FLEGT and governance
The EU's current flagship policy on the matter, the forest law enforcement, governance and trade (FLEGT) action plan, dates back to 2003. Companies importing timber into the EU must conduct due diligence to make sure it has not been obtained illegally and if it has, it will not be traded.
In order to strengthen FLEGT, Europe has entered into a number of voluntary partnership agreements (VPAs) with countries that produce timber. VPAs are "drawn up with community and stakeholder engagement, and also aim to ensure land rights".
However, once they are signed, "individual exporters no longer have to demonstrate due diligence on each consignment, because the timber is assumed to be legal".
Fern lists six countries that have so far entered into VPAs with the EU - "Indonesia, Cameroon, Ghana, Liberia, the Central African Republic and the Republic of Congo; nine more are being negotiated".

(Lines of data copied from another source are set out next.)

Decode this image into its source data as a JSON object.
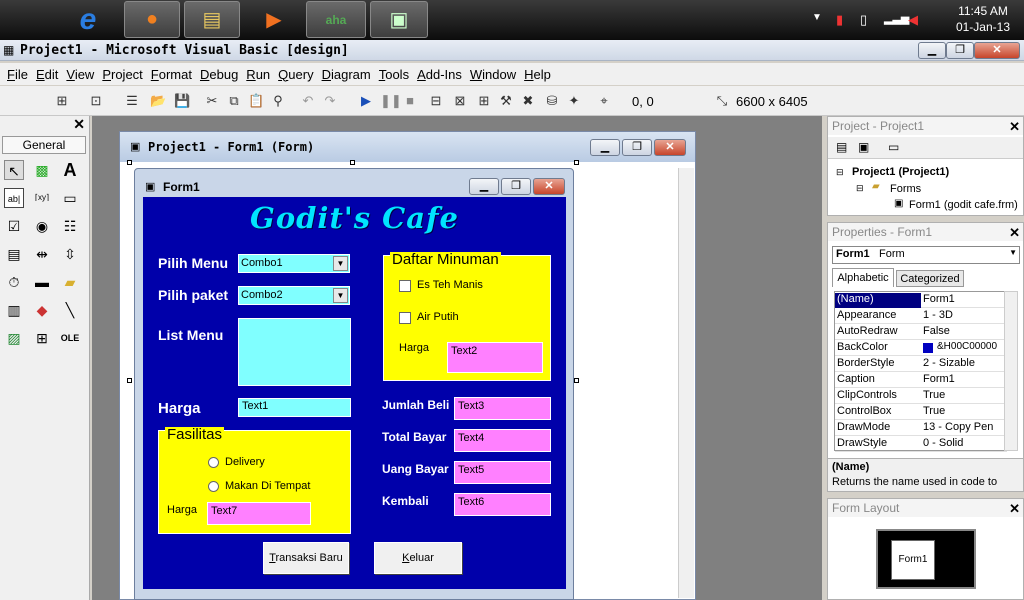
{
  "taskbar": {
    "clock_time": "11:45 AM",
    "clock_date": "01-Jan-13",
    "apps": [
      "apple-icon",
      "ie-icon",
      "firefox-icon",
      "explorer-icon",
      "media-player-icon",
      "aha-icon",
      "vb-icon"
    ]
  },
  "titlebar": {
    "title": "Project1 - Microsoft Visual Basic [design]"
  },
  "menu": [
    "File",
    "Edit",
    "View",
    "Project",
    "Format",
    "Debug",
    "Run",
    "Query",
    "Diagram",
    "Tools",
    "Add-Ins",
    "Window",
    "Help"
  ],
  "toolbar": {
    "position": "0, 0",
    "size": "6600 x 6405"
  },
  "toolbox": {
    "title": "General"
  },
  "designer": {
    "title": "Project1 - Form1 (Form)"
  },
  "form": {
    "title": "Form1",
    "heading": "Godit's Cafe",
    "labels": {
      "pilih_menu": "Pilih Menu",
      "pilih_paket": "Pilih paket",
      "list_menu": "List Menu",
      "harga": "Harga",
      "jumlah_beli": "Jumlah Beli",
      "total_bayar": "Total Bayar",
      "uang_bayar": "Uang Bayar",
      "kembali": "Kembali"
    },
    "combo1": "Combo1",
    "combo2": "Combo2",
    "text1": "Text1",
    "text2": "Text2",
    "text3": "Text3",
    "text4": "Text4",
    "text5": "Text5",
    "text6": "Text6",
    "text7": "Text7",
    "minuman": {
      "title": "Daftar Minuman",
      "item1": "Es Teh Manis",
      "item2": "Air Putih",
      "harga": "Harga"
    },
    "fasilitas": {
      "title": "Fasilitas",
      "opt1": "Delivery",
      "opt2": "Makan Di Tempat",
      "harga": "Harga"
    },
    "buttons": {
      "transaksi": "Transaksi Baru",
      "keluar": "Keluar"
    }
  },
  "project_panel": {
    "title": "Project - Project1",
    "root": "Project1 (Project1)",
    "folder": "Forms",
    "item": "Form1 (godit cafe.frm)"
  },
  "properties_panel": {
    "title": "Properties - Form1",
    "object": "Form1",
    "object_type": "Form",
    "tabs": [
      "Alphabetic",
      "Categorized"
    ],
    "rows": [
      [
        "(Name)",
        "Form1"
      ],
      [
        "Appearance",
        "1 - 3D"
      ],
      [
        "AutoRedraw",
        "False"
      ],
      [
        "BackColor",
        "&H00C00000"
      ],
      [
        "BorderStyle",
        "2 - Sizable"
      ],
      [
        "Caption",
        "Form1"
      ],
      [
        "ClipControls",
        "True"
      ],
      [
        "ControlBox",
        "True"
      ],
      [
        "DrawMode",
        "13 - Copy Pen"
      ],
      [
        "DrawStyle",
        "0 - Solid"
      ]
    ],
    "desc_title": "(Name)",
    "desc_text": "Returns the name used in code to"
  },
  "layout_panel": {
    "title": "Form Layout",
    "form_label": "Form1"
  },
  "colors": {
    "form_back": "#0000aa",
    "accent_cyan": "#80ffff",
    "accent_pink": "#ff80ff",
    "frame_yellow": "#ffff00"
  }
}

"Maybe the best response [to Fern's findings] would be for the commission to carry out an expert report in cooperation with NGOs" - Yannick Jadot
The NGO has called for an extension of FLEGT's rules, "so that they cover agricultural commodities, starting with major ones such as palm oil, soy and beef".
The UK organisation does caution, however, that "this would not ensure zero deforestation on its own, but it would ensure legality, which is often the major barrier to achieving zero deforestation".
Karl Falkenberg, director general of the commission's DG environment, said "the biggest problem currently is the absence of governance in developing countries".
The commission official "cannot see a different solution but to rely on the exporting countries - this is what we have tried to do with FLEGT, to work with authorities in exporting countries and see if they are certain that what is being exported is being legally traded".
In his view, "the bottom line is that a country must have the authority to declare what is legal and what is not".
In closing remarks, Greens/EFA MEP Yannick Jadot suggested that "maybe the best response [to Fern's findings] would be for the commission to carry out an expert report in cooperation with NGOs".
He also underlined that "the more agriculture trade is free, the less it will take into account environmental concerns - the way global trade is driving the agricultural model is towards more consumption and industrial farming, not sustainability".